Dieser Artikel erschien erstmals im profil Nr. 26 / 2021 vom 27.06.2021
Am Abend des 28. April 2021, einem Mittwoch, herrscht im Winarskyhof, einer Wohnanlage aus den 1920er-Jahren in Wien-Brigittenau, lebhaftes Treiben. Der Sommer naht; Kinder tollen auf dem Spielplatz, der inmitten des Hofs liegt. Plötzlich läuft eine Bewohnerin schreiend aus einem Trakt des Gemeindebaus, etwa zeitgleich, um 19.56 Uhr, geht ein Notruf an der Polizeileitstelle ein, wenige Minuten später ein zweiter. "Es wurde geschossen."
Man hört Polizeisirenen, die Rettung. Viele lehnen am Fenster, beobachten, wie schwerbewaffnete Polizisten der Sondereinheit WEGA an den Hausmauern entlang pirschen. Die Lage ist unklar. In der Mitte des Hofs, auf einer Bank am Rande des Spielplatzes, sitzt ein sturzbetrunkener Mann und grölt. Er zieht sich sein T-Shirt über den Kopf, schwankt vor und zurück, fällt schließlich bäuchlings von der Bank und bleibt liegen. Eine Wodkaflasche kullert, eine Pistole liegt ein paar Meter entfernt im Rasen. Ein junger Mann war auf den Betrunkenen zugestürzt und hatte ihm die Waffe geistesgegenwärtig aus der Hand geschlagen.

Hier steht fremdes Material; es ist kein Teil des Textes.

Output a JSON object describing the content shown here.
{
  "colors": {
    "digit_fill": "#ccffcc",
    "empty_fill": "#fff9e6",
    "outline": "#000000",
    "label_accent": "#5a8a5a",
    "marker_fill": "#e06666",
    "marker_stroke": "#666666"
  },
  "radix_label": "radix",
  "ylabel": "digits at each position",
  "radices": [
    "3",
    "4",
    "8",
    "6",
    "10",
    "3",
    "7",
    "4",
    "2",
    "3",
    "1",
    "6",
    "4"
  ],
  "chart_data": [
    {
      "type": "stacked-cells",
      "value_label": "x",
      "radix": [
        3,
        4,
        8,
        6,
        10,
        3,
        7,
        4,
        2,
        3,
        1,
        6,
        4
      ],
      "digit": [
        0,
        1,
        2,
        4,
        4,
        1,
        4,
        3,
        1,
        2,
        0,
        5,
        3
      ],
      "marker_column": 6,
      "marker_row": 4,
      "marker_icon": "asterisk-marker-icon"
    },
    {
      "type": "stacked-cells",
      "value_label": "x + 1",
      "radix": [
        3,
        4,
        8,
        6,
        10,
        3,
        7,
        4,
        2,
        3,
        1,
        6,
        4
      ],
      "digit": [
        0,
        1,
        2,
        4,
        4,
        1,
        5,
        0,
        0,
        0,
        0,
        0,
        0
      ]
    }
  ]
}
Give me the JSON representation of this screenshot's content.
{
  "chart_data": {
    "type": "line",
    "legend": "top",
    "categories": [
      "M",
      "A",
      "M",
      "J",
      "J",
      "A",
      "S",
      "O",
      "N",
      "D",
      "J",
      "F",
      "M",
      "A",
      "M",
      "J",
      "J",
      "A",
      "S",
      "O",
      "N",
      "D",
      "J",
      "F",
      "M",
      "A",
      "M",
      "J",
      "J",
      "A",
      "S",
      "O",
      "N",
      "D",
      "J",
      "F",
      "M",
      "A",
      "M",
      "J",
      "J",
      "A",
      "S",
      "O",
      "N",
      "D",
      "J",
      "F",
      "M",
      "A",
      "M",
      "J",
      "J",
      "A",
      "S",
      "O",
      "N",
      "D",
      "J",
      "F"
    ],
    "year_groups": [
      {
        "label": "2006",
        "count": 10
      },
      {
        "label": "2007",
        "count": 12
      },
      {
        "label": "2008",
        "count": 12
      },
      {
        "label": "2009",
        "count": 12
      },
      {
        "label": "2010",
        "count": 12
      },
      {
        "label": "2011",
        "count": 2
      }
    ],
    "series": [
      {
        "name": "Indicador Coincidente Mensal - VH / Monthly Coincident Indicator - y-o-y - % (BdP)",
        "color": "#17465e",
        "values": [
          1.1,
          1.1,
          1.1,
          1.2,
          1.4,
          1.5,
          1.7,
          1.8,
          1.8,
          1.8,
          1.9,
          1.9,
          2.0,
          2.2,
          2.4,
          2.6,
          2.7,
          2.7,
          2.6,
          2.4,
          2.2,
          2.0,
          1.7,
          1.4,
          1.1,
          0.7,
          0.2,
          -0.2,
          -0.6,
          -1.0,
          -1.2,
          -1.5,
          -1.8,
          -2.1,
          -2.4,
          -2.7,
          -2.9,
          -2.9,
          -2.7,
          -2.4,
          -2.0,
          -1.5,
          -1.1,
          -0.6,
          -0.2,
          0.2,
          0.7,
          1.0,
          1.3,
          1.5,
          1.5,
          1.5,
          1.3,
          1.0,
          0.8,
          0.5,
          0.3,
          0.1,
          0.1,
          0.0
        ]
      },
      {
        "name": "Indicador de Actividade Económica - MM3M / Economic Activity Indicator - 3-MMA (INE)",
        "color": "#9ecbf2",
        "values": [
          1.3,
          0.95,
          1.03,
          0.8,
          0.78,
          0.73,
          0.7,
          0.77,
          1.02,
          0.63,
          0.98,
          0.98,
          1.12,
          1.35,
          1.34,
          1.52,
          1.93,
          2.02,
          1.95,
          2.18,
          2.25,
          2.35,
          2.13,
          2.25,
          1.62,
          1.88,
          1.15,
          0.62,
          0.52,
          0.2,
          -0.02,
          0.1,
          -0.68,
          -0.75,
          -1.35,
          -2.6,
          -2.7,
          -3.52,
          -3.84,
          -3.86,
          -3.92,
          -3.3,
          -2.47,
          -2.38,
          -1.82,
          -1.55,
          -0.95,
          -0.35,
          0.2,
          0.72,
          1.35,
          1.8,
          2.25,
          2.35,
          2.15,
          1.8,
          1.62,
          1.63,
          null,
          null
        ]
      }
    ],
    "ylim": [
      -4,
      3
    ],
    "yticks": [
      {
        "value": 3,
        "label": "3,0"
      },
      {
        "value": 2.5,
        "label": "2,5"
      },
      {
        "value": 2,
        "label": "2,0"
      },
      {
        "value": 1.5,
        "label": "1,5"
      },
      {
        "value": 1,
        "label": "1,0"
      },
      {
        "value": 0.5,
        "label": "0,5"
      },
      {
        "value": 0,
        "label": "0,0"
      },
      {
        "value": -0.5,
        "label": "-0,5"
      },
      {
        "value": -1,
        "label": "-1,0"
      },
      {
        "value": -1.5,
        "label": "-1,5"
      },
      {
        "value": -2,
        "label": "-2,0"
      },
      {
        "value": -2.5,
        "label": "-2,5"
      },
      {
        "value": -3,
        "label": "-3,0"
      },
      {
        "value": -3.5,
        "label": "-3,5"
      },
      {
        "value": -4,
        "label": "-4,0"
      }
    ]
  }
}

Eine schwerverletzte Frau wird auf einer Rettungstrage aus ihrer Wohnung im Erdgeschoss in ein Rettungsfahrzeug transportiert: Marija M.,eine 35 Jahre alte Krankenschwester und Mutter von zwei Kindern. Wenige Stunden später stirbt sie im Allgemeinen Krankenhaus.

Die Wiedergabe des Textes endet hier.